On doit pourtant noter l’important silence des médias. Il est frappant de constater que les articles sur les mobilisations en Syrie cherchent aujourd’hui à réduire ces combats à une lutte entre le régime et les groupes extrémistes. Et lorsqu’ils transmettent des images, les femmes semblent absentes des mobilisations. Ou l’image renvoyée est dévalorisante : femmes violées, femmes soumises, etc…
Les images divulguées ici et là ont évacué les femmes des manifestations. Or, elles sont aux premiers rangs, et ce depuis que la contestation a débuté. Par leur présence dans les manifestations, puis par leur rôle irremplaçable dans l’organisation des réseaux depuis la période de lutte armée. Le texte, La femme et la révolution syrienne, met en évidence “la lutte des femmes syriennes qui résistent sur plusieurs fronts : le régime, Daech, la mafia islamique, les autorités patriarcales, etc.”.

En Europe, les femmes sont aux avant-postes des combats contre l’offensive réactionnaire des gouvernements. Des milliers de femmes se sont mobilisées dans les manifestations contre le projet de loi du gouvernement Rajov qui supprime en Espagne le droit à l’IVG. Chronique d’une liberté avortée rend compte de ces “mareas violetas” qui s’affrontent au gouvernement et à l’emprise de l’Église. Emblématique est le nom du collectif de 250 associations féministes “Decidir nos hace libres” (Décider nous rend libres) qui organise le combat contre un retour au temps de la dictature de Franco. Cette “loi d’obligation de gestation”, est illustrative du mouvement réactionnaire qui s’étend à l’échelle de l’Europe. En France et en Europe, dans les mobilisations en soutien aux femmes d’Espagne, contre cette loi inique, les femmes expriment leur volonté de disposer de leur corps, et leur refus de se soumettre à “l’ordre moral”.

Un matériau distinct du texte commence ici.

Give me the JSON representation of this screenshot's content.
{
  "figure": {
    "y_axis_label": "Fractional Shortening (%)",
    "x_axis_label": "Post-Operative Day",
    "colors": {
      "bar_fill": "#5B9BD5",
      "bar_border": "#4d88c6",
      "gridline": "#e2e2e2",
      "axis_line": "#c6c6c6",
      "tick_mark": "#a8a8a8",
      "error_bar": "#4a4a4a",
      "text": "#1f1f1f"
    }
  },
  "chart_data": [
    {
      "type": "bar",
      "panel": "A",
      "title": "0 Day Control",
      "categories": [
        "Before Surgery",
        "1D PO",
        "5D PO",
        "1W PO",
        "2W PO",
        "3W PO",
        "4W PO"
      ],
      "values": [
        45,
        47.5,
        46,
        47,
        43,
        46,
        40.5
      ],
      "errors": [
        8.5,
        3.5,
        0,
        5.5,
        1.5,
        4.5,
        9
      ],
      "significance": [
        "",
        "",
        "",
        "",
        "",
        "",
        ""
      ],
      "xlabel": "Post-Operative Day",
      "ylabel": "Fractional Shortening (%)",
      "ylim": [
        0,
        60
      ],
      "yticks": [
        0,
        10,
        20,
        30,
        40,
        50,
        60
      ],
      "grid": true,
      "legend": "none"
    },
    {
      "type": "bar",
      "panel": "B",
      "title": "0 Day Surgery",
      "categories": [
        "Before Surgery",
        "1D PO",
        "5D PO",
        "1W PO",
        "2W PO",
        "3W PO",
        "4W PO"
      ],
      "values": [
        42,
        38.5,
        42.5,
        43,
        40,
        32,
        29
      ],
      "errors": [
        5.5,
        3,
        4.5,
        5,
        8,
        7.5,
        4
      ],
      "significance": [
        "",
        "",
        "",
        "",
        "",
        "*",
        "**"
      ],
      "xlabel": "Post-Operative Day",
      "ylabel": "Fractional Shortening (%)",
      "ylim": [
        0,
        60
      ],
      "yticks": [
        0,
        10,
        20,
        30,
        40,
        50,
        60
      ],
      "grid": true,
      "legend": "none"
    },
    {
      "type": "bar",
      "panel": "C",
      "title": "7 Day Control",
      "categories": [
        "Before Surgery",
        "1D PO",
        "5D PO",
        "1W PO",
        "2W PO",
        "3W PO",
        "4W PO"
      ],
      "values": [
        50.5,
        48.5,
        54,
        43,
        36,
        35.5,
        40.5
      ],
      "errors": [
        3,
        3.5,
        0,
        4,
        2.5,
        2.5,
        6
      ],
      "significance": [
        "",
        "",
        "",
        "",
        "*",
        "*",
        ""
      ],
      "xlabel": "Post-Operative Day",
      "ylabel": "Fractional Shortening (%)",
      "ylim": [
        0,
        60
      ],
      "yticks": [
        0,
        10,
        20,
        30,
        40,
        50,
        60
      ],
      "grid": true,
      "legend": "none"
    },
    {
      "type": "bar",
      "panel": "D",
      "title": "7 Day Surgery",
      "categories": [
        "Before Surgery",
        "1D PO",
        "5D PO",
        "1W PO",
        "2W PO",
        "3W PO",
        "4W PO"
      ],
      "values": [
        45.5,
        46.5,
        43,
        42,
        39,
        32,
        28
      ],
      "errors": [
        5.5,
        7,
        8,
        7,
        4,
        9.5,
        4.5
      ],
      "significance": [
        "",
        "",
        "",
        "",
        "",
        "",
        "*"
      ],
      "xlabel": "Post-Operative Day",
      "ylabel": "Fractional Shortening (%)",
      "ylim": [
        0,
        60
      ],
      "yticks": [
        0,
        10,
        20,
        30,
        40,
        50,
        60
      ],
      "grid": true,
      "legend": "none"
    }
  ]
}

Cela est d’autant plus important que de façon insidieuse, d’autres droits sont mis en cause. L’article Maisons de naissance… maisons de douleurs interroge : pourquoi faire accepter aux femmes la douleur de l’accouchement, alors même que le traitement de la douleur pour l’ensemble des personnes (adultes comme enfants) est de plus en plus pris en compte ? Les économies sur les soins de santé ont conduit à la fermeture de maternités, de centres d’IVG… Avec la récente annonce de 21 milliards d’économies supplémentaires, ce sont de nouvelles “économies” sur les personnels soignants qui sont prévues. Les femmes en seront les premières victimes. Et le discours sur “l’ordre naturel” sert à justifier ces attaques (“Tu enfanteras dans la douleur” ; menaces sur l’IVG…).

Nombre de femmes à l’échelle de la planète se mobilisent contre cette double exploitation. Dans les zones franches, en Asie, à Haïti et ailleurs, des femmes font grève, manifestent. Et cela, en dépit des pressions utilisées à grande échelle pour leur imposer la soumission (discriminations, harcèlement sexuel). Ainsi, en Chine environ 20 % des protestations ouvrières se sont produites dans des usines où la majorité des employés sont des femmes (1). Et lors des journées de mobilisation pour un salaire de 500 gourdes à Haïti, les femmes étaient majoritaires dans les manifestations (2).
Plus que jamais, il faut concourir à renforcer ces luttes féministes.

(1) China Labour Bulletin
(2) Batay Ouvriye ; article dans le n° 5 de L’Émancipation.